Japan and South Korea need to use the recent UNESCO decision awarding world cultural heritage status to sites proposed by both countries as an opportunity to improve their troubled bilateral relationship, whose chilliness is symbolized by the absence of a one-on-one meeting between the top leaders of the close neighbors for four years. Both Tokyo and Seoul need to realize that the bitter diplomatic wrangling over the heritage site issue — which is supposed to be free of political considerations — was the direct result of the poor state of ties.

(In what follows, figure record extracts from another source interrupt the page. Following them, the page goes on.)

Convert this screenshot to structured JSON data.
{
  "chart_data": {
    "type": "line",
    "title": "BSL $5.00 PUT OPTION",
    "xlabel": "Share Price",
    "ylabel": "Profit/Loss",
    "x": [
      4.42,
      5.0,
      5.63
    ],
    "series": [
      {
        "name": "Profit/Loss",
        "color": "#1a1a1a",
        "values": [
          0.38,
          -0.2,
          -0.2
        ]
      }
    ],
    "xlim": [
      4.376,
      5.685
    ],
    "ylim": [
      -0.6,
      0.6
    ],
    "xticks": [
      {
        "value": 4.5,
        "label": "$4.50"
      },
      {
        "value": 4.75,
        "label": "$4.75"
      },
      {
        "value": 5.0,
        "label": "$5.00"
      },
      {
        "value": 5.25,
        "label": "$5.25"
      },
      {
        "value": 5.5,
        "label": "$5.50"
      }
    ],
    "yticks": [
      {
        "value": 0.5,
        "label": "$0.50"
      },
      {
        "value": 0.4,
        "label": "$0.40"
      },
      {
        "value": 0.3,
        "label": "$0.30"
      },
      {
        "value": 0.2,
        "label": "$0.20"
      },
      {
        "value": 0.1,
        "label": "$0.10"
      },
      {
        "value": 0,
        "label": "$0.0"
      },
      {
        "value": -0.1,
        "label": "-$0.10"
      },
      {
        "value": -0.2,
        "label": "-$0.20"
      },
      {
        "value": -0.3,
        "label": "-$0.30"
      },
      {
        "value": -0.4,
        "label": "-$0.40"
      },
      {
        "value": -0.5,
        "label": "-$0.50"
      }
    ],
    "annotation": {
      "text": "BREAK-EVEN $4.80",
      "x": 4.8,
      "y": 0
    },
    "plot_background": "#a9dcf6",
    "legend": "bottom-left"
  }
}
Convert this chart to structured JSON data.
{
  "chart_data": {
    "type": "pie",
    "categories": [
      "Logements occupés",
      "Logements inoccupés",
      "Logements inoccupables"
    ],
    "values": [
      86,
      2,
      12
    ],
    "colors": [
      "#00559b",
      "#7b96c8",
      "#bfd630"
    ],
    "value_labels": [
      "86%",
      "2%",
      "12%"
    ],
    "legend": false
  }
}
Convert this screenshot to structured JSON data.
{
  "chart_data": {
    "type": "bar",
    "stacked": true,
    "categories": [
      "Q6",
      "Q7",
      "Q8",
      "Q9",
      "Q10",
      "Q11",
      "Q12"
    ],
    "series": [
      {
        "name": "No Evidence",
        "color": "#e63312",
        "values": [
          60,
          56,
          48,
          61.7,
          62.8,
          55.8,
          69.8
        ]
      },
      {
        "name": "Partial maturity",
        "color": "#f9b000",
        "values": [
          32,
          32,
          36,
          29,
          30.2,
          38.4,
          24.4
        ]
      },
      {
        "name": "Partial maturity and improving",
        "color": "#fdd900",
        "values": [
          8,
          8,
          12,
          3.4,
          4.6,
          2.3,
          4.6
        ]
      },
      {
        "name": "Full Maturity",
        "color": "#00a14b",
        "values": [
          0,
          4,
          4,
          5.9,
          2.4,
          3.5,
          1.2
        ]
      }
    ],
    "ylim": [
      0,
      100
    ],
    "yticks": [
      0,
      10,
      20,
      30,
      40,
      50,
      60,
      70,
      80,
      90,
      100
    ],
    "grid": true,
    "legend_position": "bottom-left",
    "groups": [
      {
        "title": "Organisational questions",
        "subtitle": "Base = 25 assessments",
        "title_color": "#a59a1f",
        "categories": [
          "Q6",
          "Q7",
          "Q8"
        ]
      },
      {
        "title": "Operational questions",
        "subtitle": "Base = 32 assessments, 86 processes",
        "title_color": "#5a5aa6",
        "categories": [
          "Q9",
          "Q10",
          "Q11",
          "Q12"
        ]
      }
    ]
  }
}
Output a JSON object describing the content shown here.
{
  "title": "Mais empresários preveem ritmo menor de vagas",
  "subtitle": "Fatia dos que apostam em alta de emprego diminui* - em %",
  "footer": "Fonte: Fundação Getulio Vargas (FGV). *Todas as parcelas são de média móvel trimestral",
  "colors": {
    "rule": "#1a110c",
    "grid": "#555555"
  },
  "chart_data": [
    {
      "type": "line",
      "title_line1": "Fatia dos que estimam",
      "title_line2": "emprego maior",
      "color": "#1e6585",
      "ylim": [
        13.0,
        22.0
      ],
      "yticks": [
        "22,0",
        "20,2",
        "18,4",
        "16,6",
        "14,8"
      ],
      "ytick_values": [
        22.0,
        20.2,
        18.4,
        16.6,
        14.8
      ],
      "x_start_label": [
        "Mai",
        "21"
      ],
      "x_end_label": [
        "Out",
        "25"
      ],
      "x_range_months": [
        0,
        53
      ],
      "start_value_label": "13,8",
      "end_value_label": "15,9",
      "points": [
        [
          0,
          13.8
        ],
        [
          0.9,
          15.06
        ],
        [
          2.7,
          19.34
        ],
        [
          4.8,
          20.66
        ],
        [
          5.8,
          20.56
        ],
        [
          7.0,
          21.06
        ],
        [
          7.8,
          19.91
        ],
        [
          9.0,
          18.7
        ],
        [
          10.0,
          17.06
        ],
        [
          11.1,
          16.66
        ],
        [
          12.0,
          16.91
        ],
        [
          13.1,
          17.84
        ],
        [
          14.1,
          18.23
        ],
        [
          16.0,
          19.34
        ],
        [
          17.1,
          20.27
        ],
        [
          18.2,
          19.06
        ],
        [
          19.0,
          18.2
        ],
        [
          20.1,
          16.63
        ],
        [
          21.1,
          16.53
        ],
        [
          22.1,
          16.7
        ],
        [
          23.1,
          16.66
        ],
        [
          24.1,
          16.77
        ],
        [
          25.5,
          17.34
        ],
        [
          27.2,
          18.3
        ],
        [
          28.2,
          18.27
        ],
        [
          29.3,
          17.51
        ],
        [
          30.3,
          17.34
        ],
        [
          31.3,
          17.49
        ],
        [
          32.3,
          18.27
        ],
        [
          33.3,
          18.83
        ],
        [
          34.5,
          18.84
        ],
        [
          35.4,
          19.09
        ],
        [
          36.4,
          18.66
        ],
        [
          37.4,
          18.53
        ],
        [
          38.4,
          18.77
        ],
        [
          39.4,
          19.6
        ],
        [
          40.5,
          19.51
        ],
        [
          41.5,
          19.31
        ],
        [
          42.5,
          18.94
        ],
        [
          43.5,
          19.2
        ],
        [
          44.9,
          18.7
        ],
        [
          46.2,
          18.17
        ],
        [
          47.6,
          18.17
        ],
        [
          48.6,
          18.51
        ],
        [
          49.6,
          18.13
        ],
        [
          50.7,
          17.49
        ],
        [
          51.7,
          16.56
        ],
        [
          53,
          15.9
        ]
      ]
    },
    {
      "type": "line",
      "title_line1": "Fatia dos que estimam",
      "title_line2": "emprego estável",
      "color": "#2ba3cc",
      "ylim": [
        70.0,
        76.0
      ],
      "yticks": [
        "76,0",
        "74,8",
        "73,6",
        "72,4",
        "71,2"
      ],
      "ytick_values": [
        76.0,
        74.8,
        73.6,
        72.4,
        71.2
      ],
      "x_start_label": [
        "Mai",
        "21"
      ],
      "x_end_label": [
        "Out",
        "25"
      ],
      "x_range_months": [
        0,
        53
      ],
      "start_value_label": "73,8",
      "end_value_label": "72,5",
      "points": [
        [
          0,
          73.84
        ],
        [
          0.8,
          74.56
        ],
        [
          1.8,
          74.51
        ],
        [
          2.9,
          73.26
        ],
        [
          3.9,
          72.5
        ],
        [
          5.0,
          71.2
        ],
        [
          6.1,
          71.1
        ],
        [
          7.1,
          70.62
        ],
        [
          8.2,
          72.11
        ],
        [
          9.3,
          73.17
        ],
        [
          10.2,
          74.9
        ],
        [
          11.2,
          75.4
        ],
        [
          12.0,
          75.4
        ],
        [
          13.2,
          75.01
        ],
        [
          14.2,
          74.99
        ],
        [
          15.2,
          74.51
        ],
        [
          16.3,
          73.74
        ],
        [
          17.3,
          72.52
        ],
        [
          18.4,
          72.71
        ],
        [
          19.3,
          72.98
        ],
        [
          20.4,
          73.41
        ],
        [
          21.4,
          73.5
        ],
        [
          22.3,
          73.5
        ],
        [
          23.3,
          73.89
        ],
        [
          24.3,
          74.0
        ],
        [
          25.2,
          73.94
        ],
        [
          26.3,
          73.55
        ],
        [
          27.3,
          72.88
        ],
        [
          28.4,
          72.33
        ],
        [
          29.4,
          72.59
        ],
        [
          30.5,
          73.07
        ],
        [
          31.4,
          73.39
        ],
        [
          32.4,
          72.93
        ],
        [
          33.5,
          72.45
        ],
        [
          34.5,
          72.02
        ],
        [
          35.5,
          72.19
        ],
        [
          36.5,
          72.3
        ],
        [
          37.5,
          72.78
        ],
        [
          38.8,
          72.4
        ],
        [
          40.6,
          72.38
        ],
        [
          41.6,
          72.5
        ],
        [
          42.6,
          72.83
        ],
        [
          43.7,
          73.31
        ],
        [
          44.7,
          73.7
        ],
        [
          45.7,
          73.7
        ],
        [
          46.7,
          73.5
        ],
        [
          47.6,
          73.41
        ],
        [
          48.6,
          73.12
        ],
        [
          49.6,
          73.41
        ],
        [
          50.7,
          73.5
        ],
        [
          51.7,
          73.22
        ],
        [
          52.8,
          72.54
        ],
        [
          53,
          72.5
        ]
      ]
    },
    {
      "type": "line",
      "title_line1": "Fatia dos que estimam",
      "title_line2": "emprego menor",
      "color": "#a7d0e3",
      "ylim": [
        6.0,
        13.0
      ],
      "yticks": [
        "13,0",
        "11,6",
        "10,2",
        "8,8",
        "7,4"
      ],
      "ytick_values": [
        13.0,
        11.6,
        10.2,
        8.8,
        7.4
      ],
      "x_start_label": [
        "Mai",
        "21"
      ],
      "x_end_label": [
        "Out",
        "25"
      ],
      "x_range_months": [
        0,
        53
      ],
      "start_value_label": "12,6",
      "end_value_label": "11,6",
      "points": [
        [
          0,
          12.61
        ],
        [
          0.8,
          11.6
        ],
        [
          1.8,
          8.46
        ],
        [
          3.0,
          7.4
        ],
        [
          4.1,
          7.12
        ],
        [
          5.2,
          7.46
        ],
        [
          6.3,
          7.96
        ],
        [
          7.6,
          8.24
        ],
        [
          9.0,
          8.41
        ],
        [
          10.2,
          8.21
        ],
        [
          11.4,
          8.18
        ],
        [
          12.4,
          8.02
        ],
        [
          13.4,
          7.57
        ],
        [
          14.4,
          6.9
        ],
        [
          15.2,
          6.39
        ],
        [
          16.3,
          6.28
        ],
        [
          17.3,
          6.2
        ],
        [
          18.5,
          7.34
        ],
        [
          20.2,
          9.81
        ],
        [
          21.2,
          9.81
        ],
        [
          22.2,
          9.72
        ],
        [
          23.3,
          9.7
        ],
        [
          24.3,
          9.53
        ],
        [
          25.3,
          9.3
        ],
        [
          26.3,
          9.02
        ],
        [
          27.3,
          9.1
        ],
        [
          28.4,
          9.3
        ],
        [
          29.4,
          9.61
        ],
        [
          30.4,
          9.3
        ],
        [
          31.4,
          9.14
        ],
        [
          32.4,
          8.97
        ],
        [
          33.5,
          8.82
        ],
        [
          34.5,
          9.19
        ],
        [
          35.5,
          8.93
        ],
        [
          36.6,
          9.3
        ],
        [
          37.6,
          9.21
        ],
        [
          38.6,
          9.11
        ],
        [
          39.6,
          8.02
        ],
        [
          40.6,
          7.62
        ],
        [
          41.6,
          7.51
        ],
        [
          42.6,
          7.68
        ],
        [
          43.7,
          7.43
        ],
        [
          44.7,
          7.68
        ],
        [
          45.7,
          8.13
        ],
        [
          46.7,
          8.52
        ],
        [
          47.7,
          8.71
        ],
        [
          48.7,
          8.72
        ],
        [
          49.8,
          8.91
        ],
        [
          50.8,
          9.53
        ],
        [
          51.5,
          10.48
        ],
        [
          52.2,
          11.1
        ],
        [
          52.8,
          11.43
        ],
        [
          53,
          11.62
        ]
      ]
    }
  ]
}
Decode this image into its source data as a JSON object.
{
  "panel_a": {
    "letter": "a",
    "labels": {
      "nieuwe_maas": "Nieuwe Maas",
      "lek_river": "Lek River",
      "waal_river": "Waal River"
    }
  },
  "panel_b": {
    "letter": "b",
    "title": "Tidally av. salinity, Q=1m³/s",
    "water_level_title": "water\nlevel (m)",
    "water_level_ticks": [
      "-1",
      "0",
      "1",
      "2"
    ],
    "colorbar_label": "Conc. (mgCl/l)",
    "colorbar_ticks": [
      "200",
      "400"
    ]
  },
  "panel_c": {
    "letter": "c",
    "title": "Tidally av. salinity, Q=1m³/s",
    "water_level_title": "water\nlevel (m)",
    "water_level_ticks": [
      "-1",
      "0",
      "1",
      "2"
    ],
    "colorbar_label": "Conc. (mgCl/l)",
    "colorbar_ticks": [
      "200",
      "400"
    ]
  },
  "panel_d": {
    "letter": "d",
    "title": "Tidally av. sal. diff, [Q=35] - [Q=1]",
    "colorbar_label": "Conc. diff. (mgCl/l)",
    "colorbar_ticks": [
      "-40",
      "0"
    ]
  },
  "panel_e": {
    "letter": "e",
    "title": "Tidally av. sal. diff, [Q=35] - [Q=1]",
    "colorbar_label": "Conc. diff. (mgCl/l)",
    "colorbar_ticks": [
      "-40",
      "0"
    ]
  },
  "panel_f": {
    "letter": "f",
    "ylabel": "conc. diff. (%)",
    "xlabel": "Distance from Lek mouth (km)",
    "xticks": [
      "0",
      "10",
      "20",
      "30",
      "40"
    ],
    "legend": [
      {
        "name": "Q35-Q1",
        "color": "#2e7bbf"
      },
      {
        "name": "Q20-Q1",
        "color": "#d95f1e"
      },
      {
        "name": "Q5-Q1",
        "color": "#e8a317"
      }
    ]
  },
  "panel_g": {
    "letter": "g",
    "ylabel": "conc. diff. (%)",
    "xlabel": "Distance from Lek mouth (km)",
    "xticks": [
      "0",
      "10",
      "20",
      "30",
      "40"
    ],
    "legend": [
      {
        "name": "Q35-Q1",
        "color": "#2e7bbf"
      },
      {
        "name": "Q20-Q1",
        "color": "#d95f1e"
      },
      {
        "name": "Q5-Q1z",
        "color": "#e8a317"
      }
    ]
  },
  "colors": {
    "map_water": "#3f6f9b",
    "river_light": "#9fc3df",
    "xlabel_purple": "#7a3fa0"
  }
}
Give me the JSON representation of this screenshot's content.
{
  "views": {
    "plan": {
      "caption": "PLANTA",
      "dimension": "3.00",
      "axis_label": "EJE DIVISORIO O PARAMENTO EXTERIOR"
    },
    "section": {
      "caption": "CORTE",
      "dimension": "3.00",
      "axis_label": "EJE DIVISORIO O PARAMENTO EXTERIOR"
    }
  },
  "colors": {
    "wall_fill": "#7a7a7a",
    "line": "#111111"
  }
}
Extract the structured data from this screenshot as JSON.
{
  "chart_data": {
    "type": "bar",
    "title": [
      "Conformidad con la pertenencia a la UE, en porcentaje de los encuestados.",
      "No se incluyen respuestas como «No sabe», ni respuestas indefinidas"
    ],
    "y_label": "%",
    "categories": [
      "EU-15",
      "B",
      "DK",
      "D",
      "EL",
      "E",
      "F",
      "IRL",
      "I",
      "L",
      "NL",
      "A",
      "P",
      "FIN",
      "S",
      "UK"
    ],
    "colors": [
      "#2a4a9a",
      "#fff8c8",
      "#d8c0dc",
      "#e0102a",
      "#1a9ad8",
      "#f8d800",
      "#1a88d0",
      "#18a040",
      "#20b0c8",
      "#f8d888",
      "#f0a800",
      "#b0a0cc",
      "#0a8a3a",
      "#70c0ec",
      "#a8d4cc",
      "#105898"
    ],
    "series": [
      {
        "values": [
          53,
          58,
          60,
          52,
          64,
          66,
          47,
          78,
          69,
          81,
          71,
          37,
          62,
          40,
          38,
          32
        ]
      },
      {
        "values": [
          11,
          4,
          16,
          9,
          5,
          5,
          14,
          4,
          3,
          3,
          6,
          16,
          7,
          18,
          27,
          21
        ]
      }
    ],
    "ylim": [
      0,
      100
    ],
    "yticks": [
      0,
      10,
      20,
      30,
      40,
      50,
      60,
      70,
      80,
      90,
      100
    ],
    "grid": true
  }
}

In view of Prime Minister Shinzo Abe's planned statement marking the 70th anniversary of Japan's surrender in World War II, the issue of "comfort women" — whose numbers included many Koreans — as well as lingering ripples from the differences in the two governments' position over the heritage site issue, it is imperative that leaders and officials of Tokyo and Seoul strive to minimize friction between the two countries and to turn 2015 — which also marks half a century after they normalized diplomatic ties — into a mutually beneficial year.

The UNESCO World Heritage committee on July 5 granted cultural heritage status to 23 industrial sites symbolizing Japan's rapid industrialization following the Meiji Restoration and to eight historical sites dating back to South Korea's ancient kingdom of Baekje — after the wrangling over historical perception between Japan and South Korea was finally resolved.